Income is largely a terrible way to measure quality of life. It can make a difference, but there are better means. Who has a higher quality of life: the man who makes $10,000 less but cooks every meal or the man who makes $10,000 more and eats most meals at a gas station? Counting the number of meals that were from a gas station in a given week is a pretty good indication of quality of life. I would bet money the happiest person in the world does not know what a Chuckwagon is.
How to think like an economist: With any solution I think of or that someone proposes, I ask myself, “Compared to what?” Too often the best solution isn’t chosen because people compare it to the perfect solution, which doesn’t exist, instead of the current situation.
Holding the door open for people is an art. If you make the decision to hold the door open when the person is too far away, it becomes awkward and you’re tempted into letting go of the door as they get close enough, which generally means the person has to catch a falling door, which is more work than opening a static door.
With outdoor seating at restaurants, every time a fly lands on me or my food, I sympthize with cows a little bit more.
I’ve never met someone who has adopted a highway.
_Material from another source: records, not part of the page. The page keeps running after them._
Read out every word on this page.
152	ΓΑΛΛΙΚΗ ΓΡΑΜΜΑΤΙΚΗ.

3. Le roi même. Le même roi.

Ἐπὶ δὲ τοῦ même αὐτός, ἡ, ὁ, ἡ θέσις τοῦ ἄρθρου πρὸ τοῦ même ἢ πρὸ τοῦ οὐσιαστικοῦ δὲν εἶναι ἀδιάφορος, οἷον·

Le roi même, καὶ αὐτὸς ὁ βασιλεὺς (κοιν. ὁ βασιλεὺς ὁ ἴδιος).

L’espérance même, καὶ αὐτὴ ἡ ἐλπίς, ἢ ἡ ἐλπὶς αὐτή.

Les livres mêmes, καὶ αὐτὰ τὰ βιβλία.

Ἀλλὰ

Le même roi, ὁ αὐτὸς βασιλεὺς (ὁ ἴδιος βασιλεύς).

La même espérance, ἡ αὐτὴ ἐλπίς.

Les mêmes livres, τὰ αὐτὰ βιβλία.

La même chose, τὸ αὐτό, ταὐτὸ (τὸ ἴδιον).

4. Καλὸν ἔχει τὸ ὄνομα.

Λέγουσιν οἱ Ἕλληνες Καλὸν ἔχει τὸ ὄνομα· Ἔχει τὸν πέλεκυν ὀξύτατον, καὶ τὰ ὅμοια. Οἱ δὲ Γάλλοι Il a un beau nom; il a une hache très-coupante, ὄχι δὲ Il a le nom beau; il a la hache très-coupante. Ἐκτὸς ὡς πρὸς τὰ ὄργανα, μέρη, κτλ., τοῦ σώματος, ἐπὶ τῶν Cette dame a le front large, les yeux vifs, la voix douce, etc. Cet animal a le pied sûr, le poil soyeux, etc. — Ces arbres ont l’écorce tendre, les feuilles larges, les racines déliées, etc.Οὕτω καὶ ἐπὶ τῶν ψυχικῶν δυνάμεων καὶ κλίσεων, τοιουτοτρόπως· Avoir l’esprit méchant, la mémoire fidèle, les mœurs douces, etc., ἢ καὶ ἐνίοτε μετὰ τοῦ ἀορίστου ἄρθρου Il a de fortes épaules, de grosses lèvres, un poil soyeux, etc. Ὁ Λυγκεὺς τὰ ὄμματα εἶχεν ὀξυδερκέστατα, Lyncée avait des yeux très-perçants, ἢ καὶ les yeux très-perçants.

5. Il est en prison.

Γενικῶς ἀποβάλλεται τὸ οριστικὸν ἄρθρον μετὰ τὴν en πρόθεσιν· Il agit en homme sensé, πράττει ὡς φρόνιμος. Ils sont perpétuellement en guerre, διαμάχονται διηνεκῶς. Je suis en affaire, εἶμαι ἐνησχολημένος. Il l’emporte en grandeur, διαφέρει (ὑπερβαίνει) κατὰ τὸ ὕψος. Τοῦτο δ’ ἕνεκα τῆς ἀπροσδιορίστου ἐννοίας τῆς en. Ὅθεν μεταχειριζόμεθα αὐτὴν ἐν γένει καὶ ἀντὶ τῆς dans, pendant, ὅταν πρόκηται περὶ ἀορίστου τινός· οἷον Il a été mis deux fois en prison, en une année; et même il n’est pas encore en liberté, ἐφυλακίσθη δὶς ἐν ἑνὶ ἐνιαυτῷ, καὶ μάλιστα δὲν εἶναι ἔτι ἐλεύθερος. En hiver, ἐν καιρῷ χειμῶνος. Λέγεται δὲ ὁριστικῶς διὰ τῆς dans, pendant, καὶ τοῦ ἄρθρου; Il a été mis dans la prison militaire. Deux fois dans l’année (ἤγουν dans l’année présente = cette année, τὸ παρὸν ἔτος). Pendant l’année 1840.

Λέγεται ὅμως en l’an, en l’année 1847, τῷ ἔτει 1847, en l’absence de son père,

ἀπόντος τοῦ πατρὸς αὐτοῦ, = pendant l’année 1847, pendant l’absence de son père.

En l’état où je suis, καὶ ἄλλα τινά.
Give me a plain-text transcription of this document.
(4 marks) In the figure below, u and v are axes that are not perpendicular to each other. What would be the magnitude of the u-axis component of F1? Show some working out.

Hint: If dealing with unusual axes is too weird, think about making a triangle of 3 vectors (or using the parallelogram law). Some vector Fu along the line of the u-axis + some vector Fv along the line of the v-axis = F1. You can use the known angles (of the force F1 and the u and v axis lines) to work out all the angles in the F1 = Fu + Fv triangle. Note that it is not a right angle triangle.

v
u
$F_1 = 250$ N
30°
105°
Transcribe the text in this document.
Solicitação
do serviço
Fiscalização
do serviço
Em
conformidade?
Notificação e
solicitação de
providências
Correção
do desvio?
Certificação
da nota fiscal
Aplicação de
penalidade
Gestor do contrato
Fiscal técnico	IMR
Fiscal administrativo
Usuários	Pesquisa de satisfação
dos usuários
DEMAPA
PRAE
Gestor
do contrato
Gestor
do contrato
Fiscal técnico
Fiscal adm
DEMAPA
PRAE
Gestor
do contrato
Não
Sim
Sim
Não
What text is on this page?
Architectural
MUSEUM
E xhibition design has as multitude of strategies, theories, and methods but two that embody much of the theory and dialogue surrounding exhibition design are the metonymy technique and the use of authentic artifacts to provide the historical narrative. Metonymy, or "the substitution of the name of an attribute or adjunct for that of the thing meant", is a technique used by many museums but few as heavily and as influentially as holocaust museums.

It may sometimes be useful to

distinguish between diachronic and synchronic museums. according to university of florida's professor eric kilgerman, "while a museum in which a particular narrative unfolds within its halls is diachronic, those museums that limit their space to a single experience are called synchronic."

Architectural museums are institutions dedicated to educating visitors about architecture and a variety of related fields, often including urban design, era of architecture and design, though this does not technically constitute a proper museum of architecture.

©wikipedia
Assorted fish is the scariest thing on menus at Asian or seafood restaurants. With fish, you always want specificity. Lutefisk could be included in assorted fish.
Some books written 2 years ago are already dated, while others written 200 years ago could have been written yesterday. The one constant is the human condition. Technology changes, people don’t.
While on hold with an insurance company today, lite jazz was blaring through the phone. Since I’ve been alive, on hold music hasn’t changed. I’d much rather hear a comedian or random 3 minute TED Talk than lite jazz at 16kps.
Incentives trump intentions. I was reminded of that when I heard about doctors in China who you pay when you’re healthy and they pay you when you’re sick. Many attempts to ban things unintentionally promote it.
The most desired person in the world is a cartographer. People crave a map and path to follow.